If he only knew just how challenging she was . . .
No need to go there now, she told herself, and tried for her breeziest smile as she ignored his comment, saying instead, “It actually works out well, your riding Domino—”
“Since you’ve got a meeting. Yeah, Pete mentioned y’all would be busy.”
She raised her brow. “Checking up, huh?”
His shrug was unabashed. “I figured you’d be happy knowing Domino was enjoying this pretty morning while you’re stuck inside talking business and bottom lines. And that might make you more inclined to say yes to a date.”
The line was so smoothly delivered, she couldn’t help but laugh. “Neatly planned.”
Josh tipped his hat in acknowledgment. “Planning’s important. I like to get what I want.”

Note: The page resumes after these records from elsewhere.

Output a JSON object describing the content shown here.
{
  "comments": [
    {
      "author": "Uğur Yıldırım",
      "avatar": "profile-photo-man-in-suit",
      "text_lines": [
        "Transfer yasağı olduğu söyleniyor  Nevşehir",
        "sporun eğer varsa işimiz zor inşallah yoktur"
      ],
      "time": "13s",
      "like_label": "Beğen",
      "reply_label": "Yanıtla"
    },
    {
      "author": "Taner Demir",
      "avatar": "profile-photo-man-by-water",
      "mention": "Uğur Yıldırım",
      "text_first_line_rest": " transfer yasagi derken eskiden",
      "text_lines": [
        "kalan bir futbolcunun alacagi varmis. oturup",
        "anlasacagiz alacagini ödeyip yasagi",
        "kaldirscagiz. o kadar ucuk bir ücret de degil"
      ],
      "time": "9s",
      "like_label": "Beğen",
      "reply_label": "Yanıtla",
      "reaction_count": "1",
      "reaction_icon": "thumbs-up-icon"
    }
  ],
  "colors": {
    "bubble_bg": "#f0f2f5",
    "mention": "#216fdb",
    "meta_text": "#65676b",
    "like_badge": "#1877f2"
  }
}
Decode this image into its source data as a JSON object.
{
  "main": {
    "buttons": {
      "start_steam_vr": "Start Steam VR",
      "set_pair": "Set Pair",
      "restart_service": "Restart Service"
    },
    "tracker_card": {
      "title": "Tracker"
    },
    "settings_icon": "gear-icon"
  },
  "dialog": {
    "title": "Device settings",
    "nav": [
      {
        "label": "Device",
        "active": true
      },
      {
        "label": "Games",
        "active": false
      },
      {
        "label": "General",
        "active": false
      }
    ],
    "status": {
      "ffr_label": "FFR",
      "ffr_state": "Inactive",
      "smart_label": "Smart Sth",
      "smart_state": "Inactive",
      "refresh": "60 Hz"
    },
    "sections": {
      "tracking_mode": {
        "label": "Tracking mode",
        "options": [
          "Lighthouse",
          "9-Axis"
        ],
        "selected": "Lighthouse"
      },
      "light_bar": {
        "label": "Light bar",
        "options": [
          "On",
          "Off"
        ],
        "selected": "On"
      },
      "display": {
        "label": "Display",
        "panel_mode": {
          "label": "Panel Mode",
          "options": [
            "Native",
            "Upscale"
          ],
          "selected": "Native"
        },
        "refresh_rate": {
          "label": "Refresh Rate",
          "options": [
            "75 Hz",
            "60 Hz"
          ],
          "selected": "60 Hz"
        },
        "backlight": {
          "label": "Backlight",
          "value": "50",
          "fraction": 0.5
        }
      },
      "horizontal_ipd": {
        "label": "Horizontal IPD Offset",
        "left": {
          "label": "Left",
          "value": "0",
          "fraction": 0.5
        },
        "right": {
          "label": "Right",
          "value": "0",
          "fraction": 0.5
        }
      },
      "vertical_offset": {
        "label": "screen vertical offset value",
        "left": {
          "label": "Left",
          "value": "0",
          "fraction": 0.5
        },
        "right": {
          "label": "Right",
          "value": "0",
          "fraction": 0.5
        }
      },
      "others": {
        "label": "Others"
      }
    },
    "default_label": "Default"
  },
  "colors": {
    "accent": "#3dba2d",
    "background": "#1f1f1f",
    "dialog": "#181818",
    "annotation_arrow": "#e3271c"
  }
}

Quinn was okay with that—she liked getting what she wanted, too. The question was whether she really wanted to get to know Josh . . . in a more intimate way. Could she bring herself to try to have sex again? Because experiencing yet another colossal failure at intimacy would be beyond mortifying with a man like Josh.
An excellent argument for ignoring his calendar-pinup body, cleft chin, Texas twang, and appreciation for fine horseflesh. But if she continued rejecting every man she met, she’d soon be the oldest virgin in California.
Was it any wonder she talked to goats?